Mismatched L.A. cops have to figure out how to work together to take down dangerous drug smugglers who have some personal connections to the officers before they get too old for this shit.

Lethal Weapon (1987)
Directed by Richard Donner
Written by Shane Black

Why is it these 1980s action franchises about police officers in California kick off their stories at Christmas time? You’ve got this massive drug smuggling ring coming to Los Angeles in late December 1987. A year later, Hans Gruber attacks Nakatomi Plaza during a Christmas party. Is the lack of a white Christmas in Los Angeles causing a series of holiday crime waves?

Also, someone somewhere needs to do a comic book What If? story where Martin Riggs and Roger Murtaugh responded to Nakatomi Tower instead of Carl Winslow and get in on the action to help JOHN MCCLANE take down Gruber and his band of merry psychopaths. The rights issues can’t be that difficult to nail down for a comic book and I imagine it would produce a fun miniseries where Murtaugh says, “I’m getting too old for this shit,” while Riggs and McClane exclaim enthusiastically, “yippee kai yay, mother fucker!”

A guy can dream, can’t he?

LETHAL WEAPON, much like Die Hard, is a franchise that is built on some over-the-top action with a basis in honest-to-God villainy that could only come out of the 1980s. Drug-runners are trying to flood the streets of Los Angeles with heroin. And they likely would have gotten away with it, too, because the world is a terrible place, if not for the unfortunate coincidence that the drugs caught the attention of Sgt. Roger Murtaugh (Danny Glover). And even more unfortunate for The General (Mitchell Ryan) and his right-hand man Joshua (Gary Busey) that Murtaugh was just assigned a new partner.

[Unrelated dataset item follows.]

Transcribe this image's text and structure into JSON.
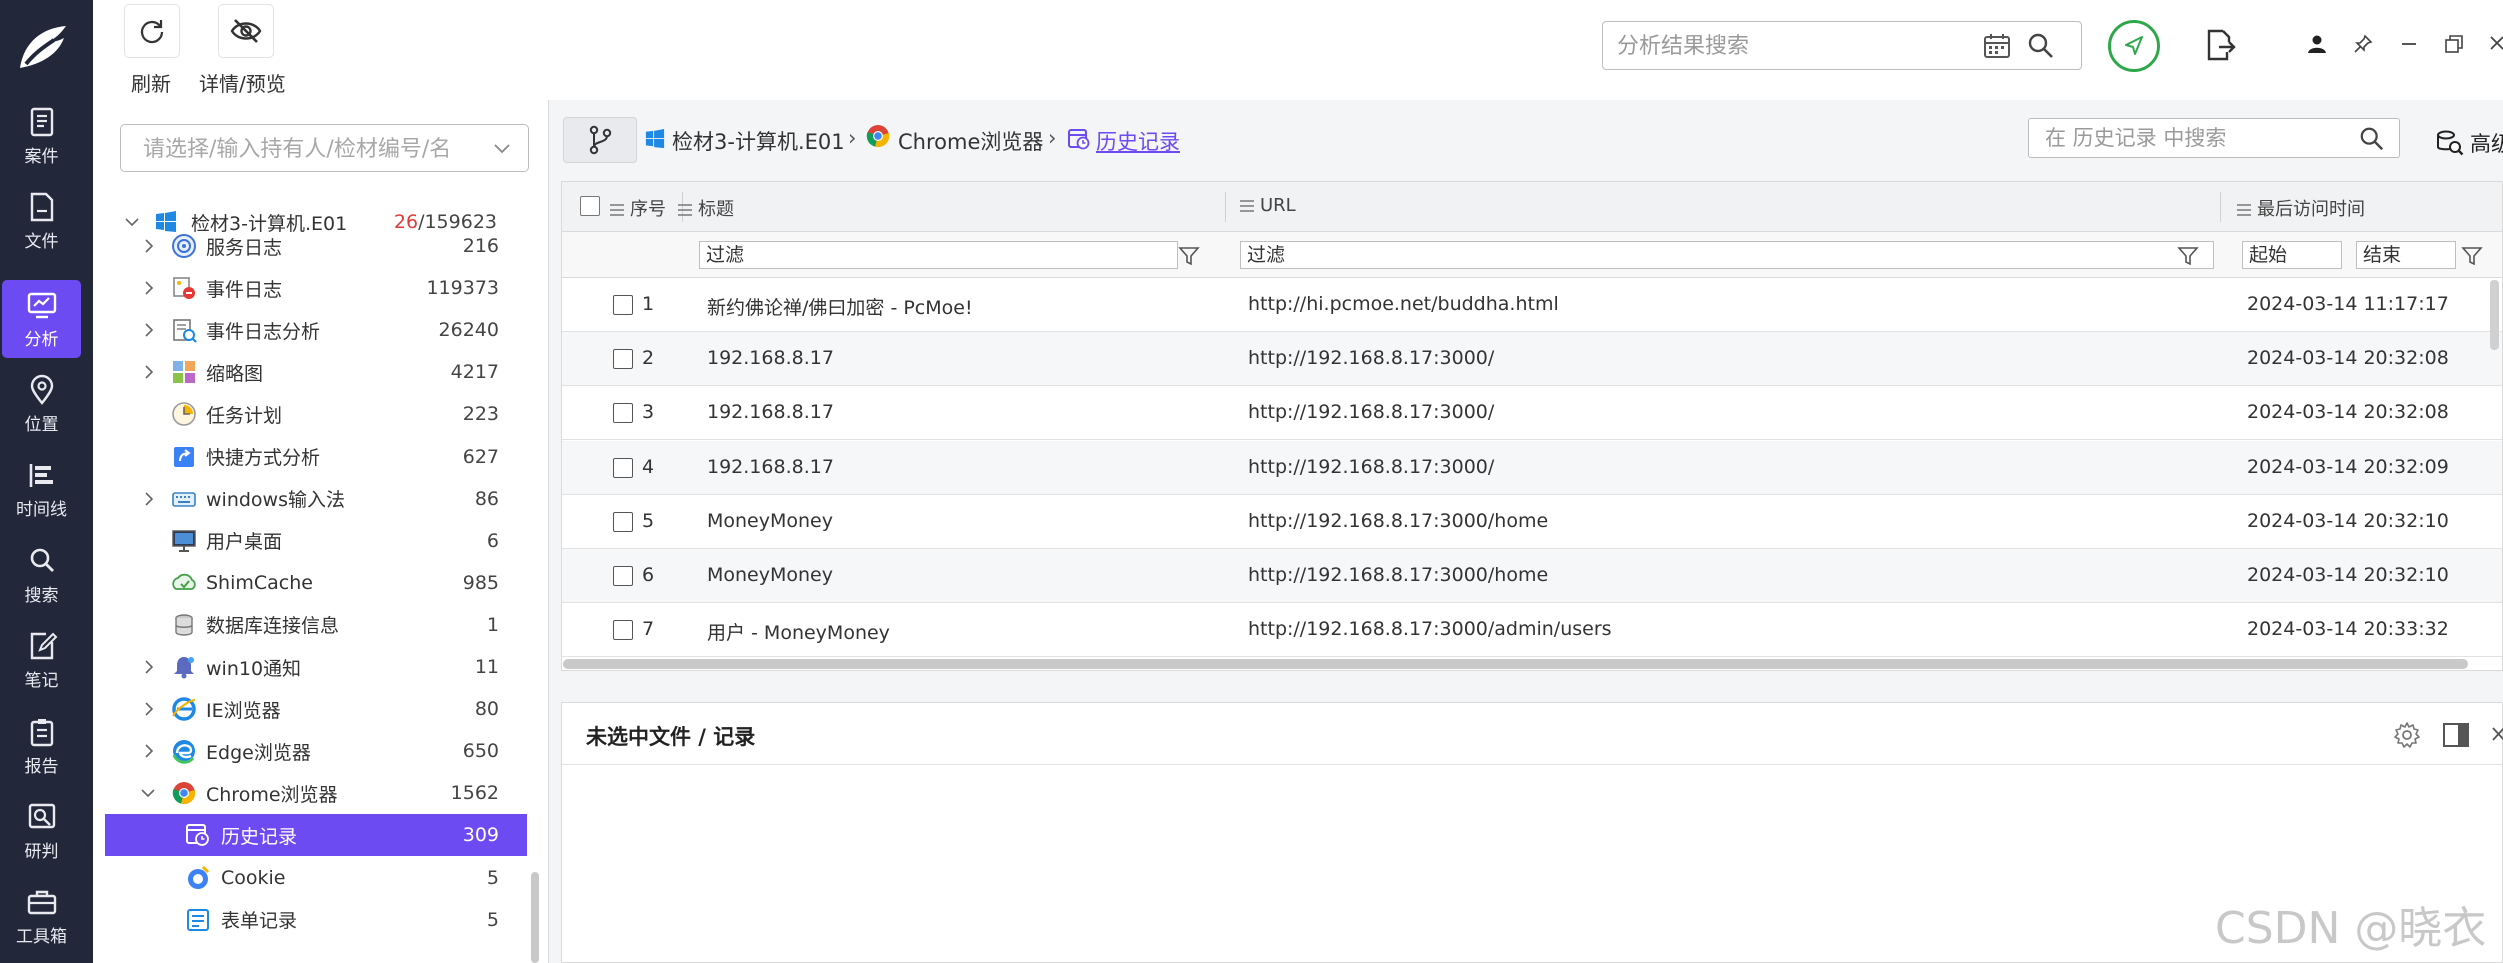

Enter Martin Riggs. Ex-Special Forces and a great cop who is battling some pretty severe depression after the death of his wife in a car accident. No one thinks that Riggs is OK. The LAPD shrink tells his captain that he’s suicidal, which we know is true – or at least close to the mark – because of how he cradles his service revolver to his head or how he takes a potential jumper for a big jump from the top of a building as a means of saving him. Riggs (Mel Gibson) is a little bit nuts. But he’s sustained a pretty severe emotional trauma, so it’s understandable.

Not that I think the LAPD would have ever let a guy like Riggs continue to serve as a detective with that kind of record, but it’s an action movie from the 1980s, so I suspend my disbelief. Instead of forcing him to seek help, they put him with a bland-but-respected cop to try and settle him down. It makes perfect sense in action movie world.

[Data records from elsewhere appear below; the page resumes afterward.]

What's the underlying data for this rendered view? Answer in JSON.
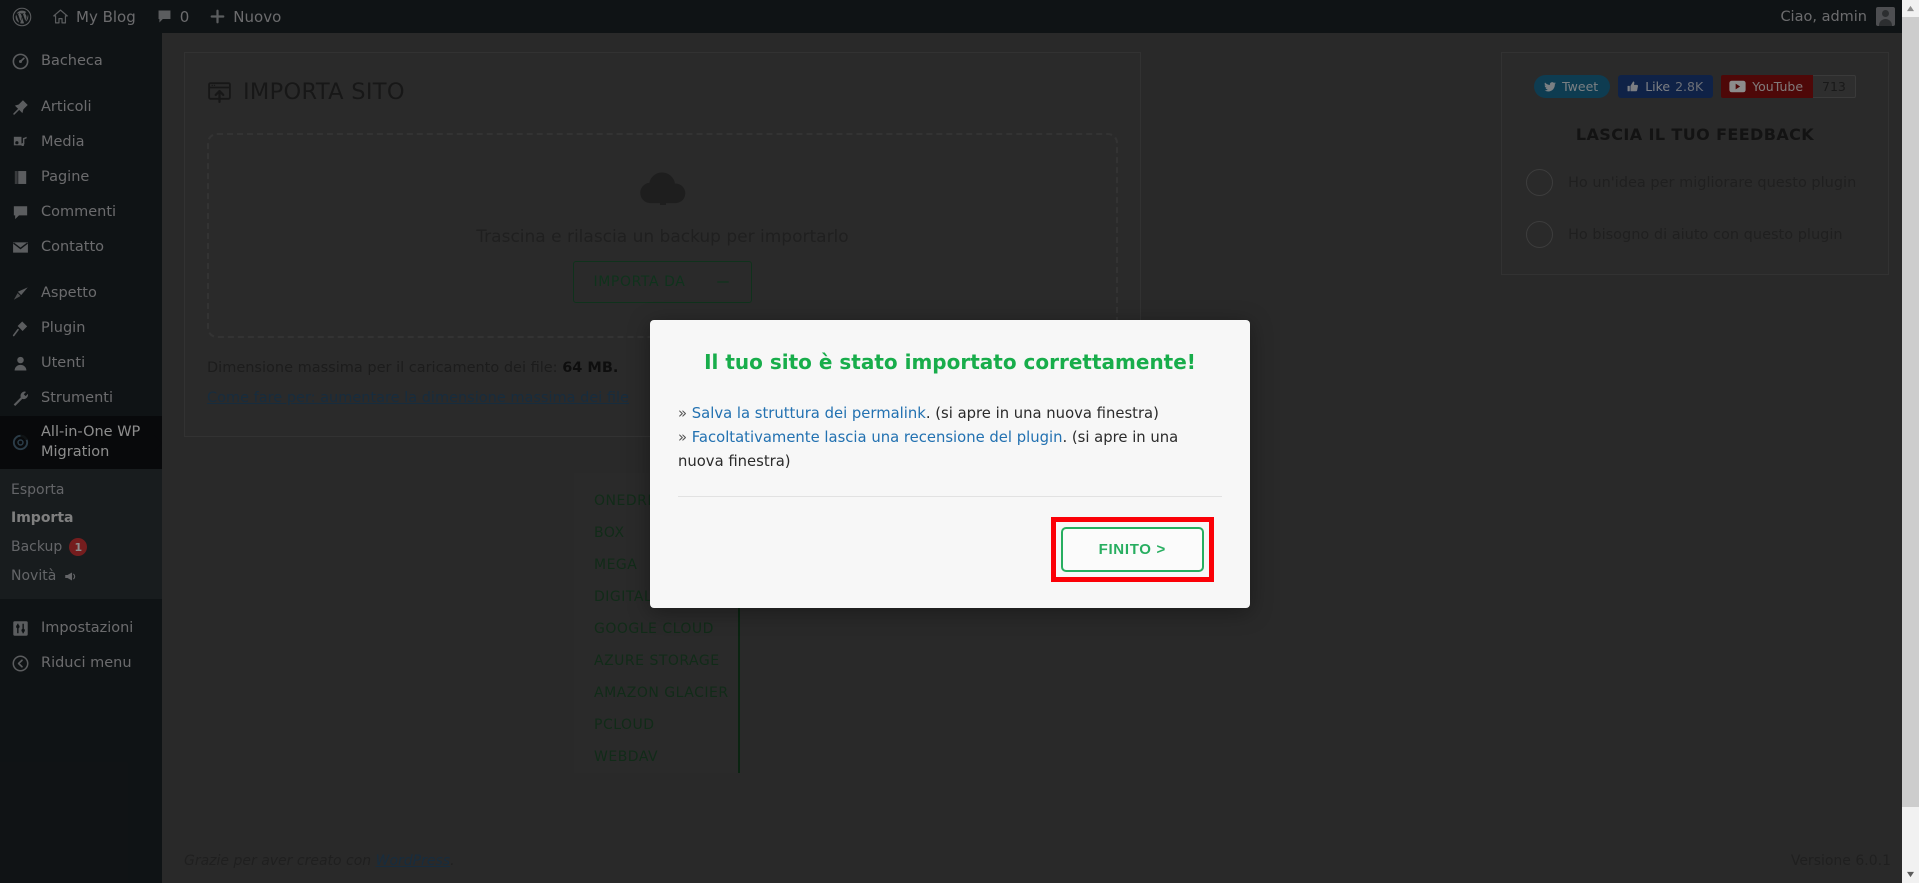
{
  "adminbar": {
    "logo_icon": "wordpress-logo-icon",
    "home_icon": "home-icon",
    "site_name": "My Blog",
    "comments_icon": "comment-bubble-icon",
    "comments_count": "0",
    "new_icon": "plus-icon",
    "new_label": "Nuovo",
    "greeting": "Ciao, admin",
    "avatar_icon": "user-avatar-icon"
  },
  "sidebar": {
    "items": [
      {
        "label": "Bacheca",
        "icon": "dashboard-gauge-icon",
        "gap": true
      },
      {
        "label": "Articoli",
        "icon": "pin-icon",
        "gap": true
      },
      {
        "label": "Media",
        "icon": "media-music-icon",
        "gap": false
      },
      {
        "label": "Pagine",
        "icon": "pages-icon",
        "gap": false
      },
      {
        "label": "Commenti",
        "icon": "comment-bubble-icon",
        "gap": false
      },
      {
        "label": "Contatto",
        "icon": "envelope-icon",
        "gap": false
      },
      {
        "label": "Aspetto",
        "icon": "paintbrush-icon",
        "gap": true
      },
      {
        "label": "Plugin",
        "icon": "plug-icon",
        "gap": false
      },
      {
        "label": "Utenti",
        "icon": "user-icon",
        "gap": false
      },
      {
        "label": "Strumenti",
        "icon": "wrench-icon",
        "gap": false
      }
    ],
    "current": {
      "label": "All-in-One WP Migration",
      "icon": "aiowpm-swirl-icon"
    },
    "submenu": [
      {
        "label": "Esporta",
        "active": false,
        "badge": null,
        "icon": null
      },
      {
        "label": "Importa",
        "active": true,
        "badge": null,
        "icon": null
      },
      {
        "label": "Backup",
        "active": false,
        "badge": "1",
        "icon": null
      },
      {
        "label": "Novità",
        "active": false,
        "badge": null,
        "icon": "megaphone-icon"
      }
    ],
    "bottom_items": [
      {
        "label": "Impostazioni",
        "icon": "settings-sliders-icon"
      },
      {
        "label": "Riduci menu",
        "icon": "collapse-arrow-icon"
      }
    ]
  },
  "import_panel": {
    "title": "IMPORTA SITO",
    "title_icon": "import-window-upload-icon",
    "dropzone_icon": "cloud-upload-icon",
    "dropzone_text": "Trascina e rilascia un backup per importarlo",
    "import_from_label": "IMPORTA DA",
    "import_from_toggle_icon": "minus-icon",
    "max_size_prefix": "Dimensione massima per il caricamento dei file: ",
    "max_size_value": "64 MB.",
    "howto_link": "Come fare per: aumentare la dimensione massima dei file"
  },
  "providers": [
    "ONEDRIVE",
    "BOX",
    "MEGA",
    "DIGITALOCEAN",
    "GOOGLE CLOUD",
    "AZURE STORAGE",
    "AMAZON GLACIER",
    "PCLOUD",
    "WEBDAV"
  ],
  "feedback": {
    "tweet_label": "Tweet",
    "tweet_icon": "twitter-bird-icon",
    "like_label": "Like",
    "like_count": "2.8K",
    "like_icon": "thumbs-up-icon",
    "youtube_label": "YouTube",
    "youtube_icon": "youtube-play-icon",
    "youtube_count": "713",
    "title": "LASCIA IL TUO FEEDBACK",
    "options": [
      "Ho un'idea per migliorare questo plugin",
      "Ho bisogno di aiuto con questo plugin"
    ]
  },
  "modal": {
    "title": "Il tuo sito è stato importato correttamente!",
    "lines": [
      {
        "bullet": "»",
        "link": "Salva la struttura dei permalink",
        "rest": ". (si apre in una nuova finestra)"
      },
      {
        "bullet": "»",
        "link": "Facoltativamente lascia una recensione del plugin",
        "rest": ". (si apre in una nuova finestra)"
      }
    ],
    "finish_label": "FINITO >"
  },
  "footer": {
    "thanks_prefix": "Grazie per aver creato con ",
    "thanks_link": "WordPress",
    "thanks_suffix": ".",
    "version": "Versione 6.0.1"
  },
  "colors": {
    "wp_sidebar": "#1d2327",
    "accent_green": "#27ae60",
    "title_green": "#18ad4b",
    "link_blue": "#2271b1",
    "highlight_red": "#fb0007",
    "badge_red": "#d63638"
  }
}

Poor Murtaugh celebrates his 50th birthday, he’s got a loving, happy family life. He’s respected at his job and then he gets saddled with the nut job as a partner and – BAM! – everything blows up. Literally. His house takes a pounding from Joshua. His daughter gets kidnapped. Another house they’re about to investigate gets blown up. Bullets are flying everywhere they go and even cars are getting torn to bits.

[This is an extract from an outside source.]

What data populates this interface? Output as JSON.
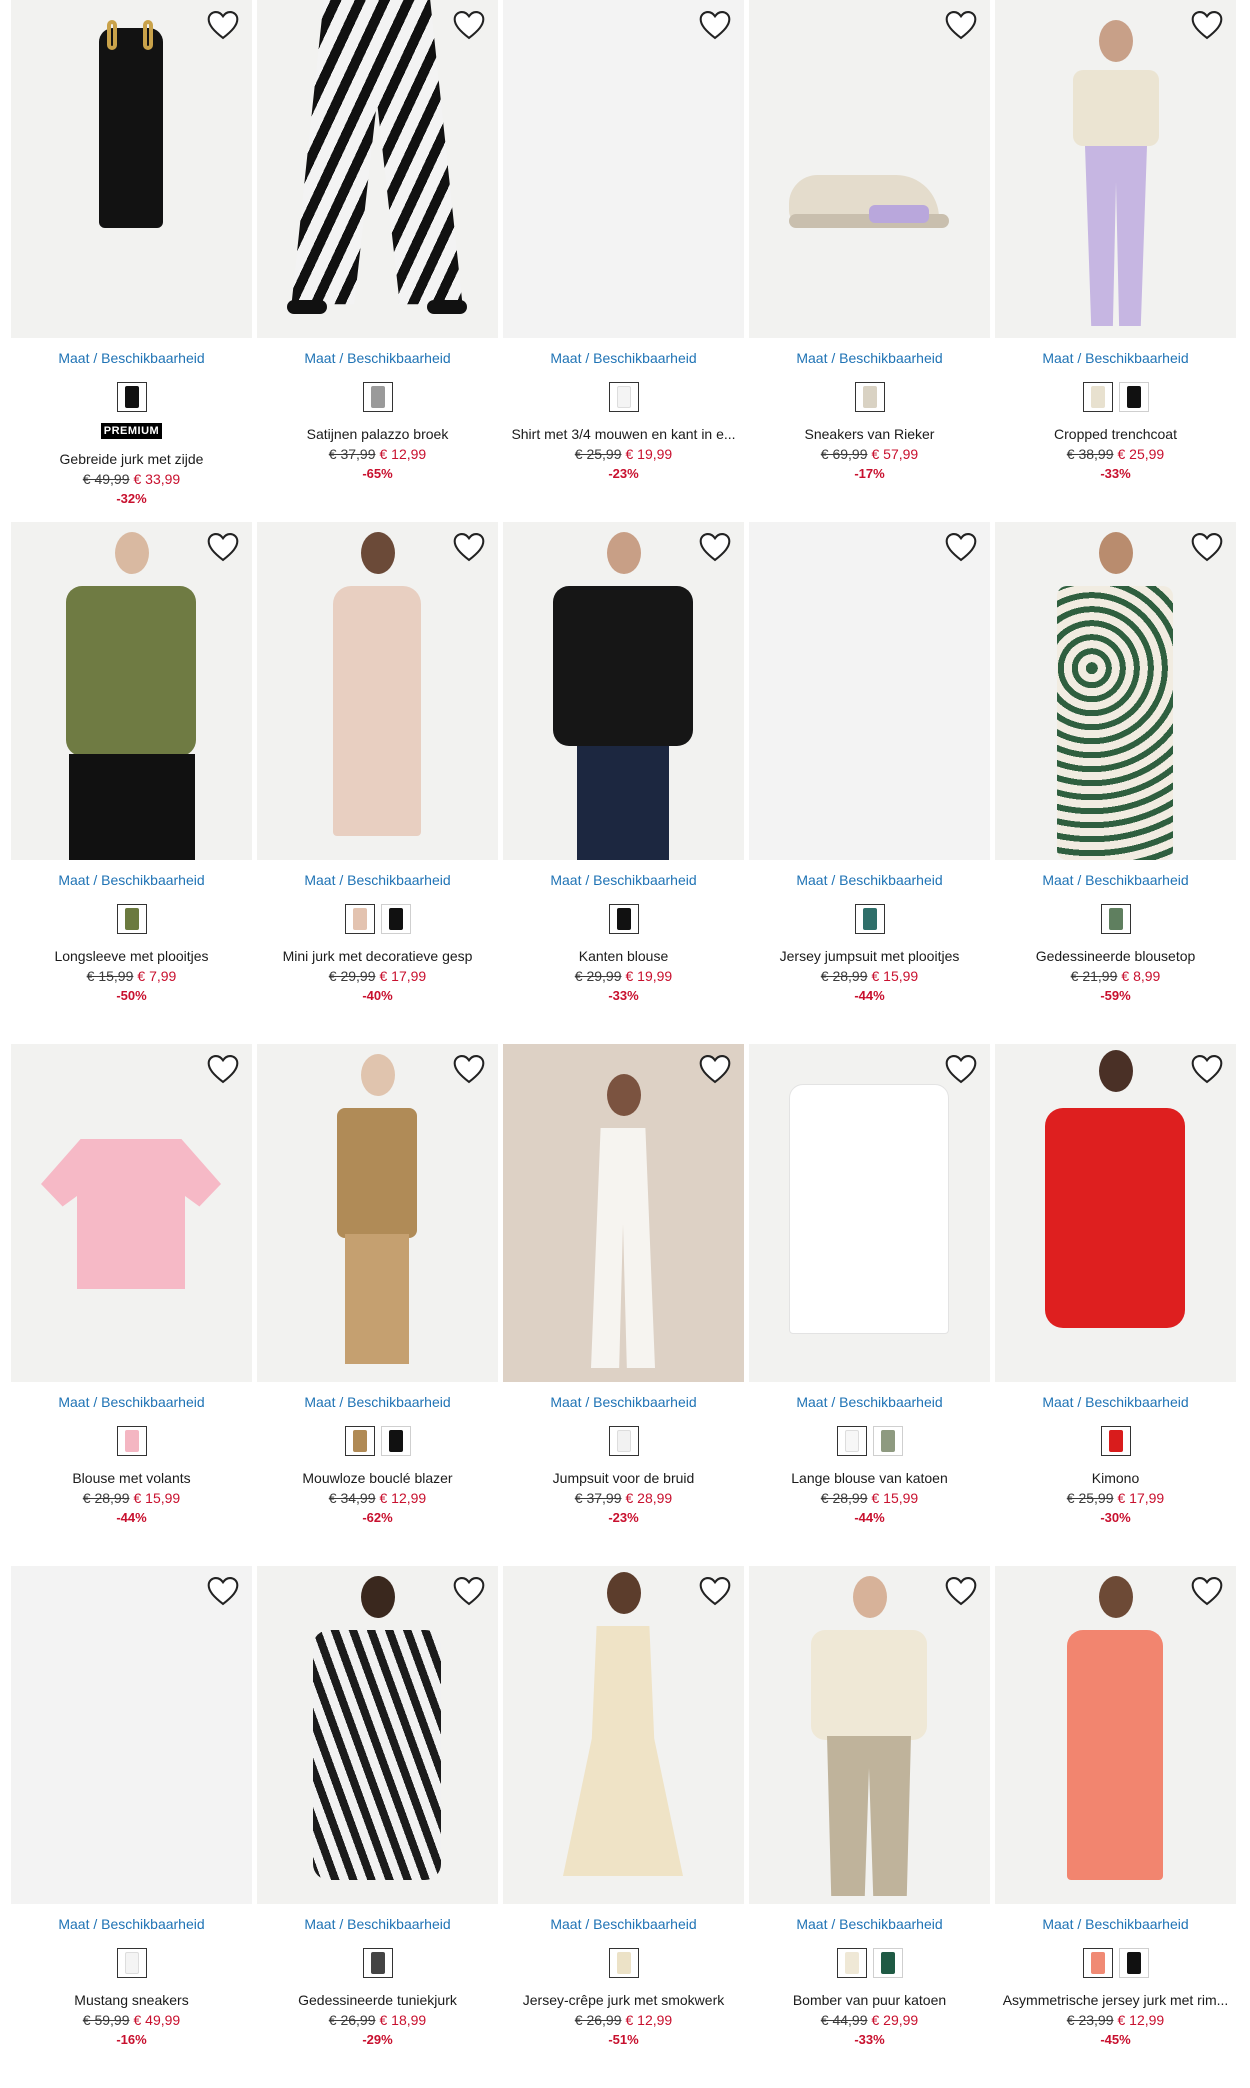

And with all the explosions and shooting, the climactic scene where our heroes finally take down the bad guys takes place in maybe the worst-looking fistfight ever committed to film between Riggs and Joshua on Murtaugh’s front lawn. It’s not a private encounter. It looks like the entirety of the Los Angeles Police Department arrives on scene as Riggs and Joshua are duking it out. And Murtaugh just calmly tells them that “this is Riggs’ collar” and the rest of the cops need to stand down.

What could Joshua possibly think was going to happen to allow this to end positively for him? Even if he manages to kill Riggs – who has pretty well established that he’s unkillable at this point in the movie – he’s got dozens of cops who probably wouldn’t hesitate to shoot him repeatedly, if not for killing a fellow officer than for the drug running or any of the other deaths he’s caused.

Outside of the somewhat wonky final fight scene – which ends with both Riggs and Murtaugh shooting Joshua, by the way – LETHAL WEAPON is just a fun action movie from a decade where fun action movies was the norm.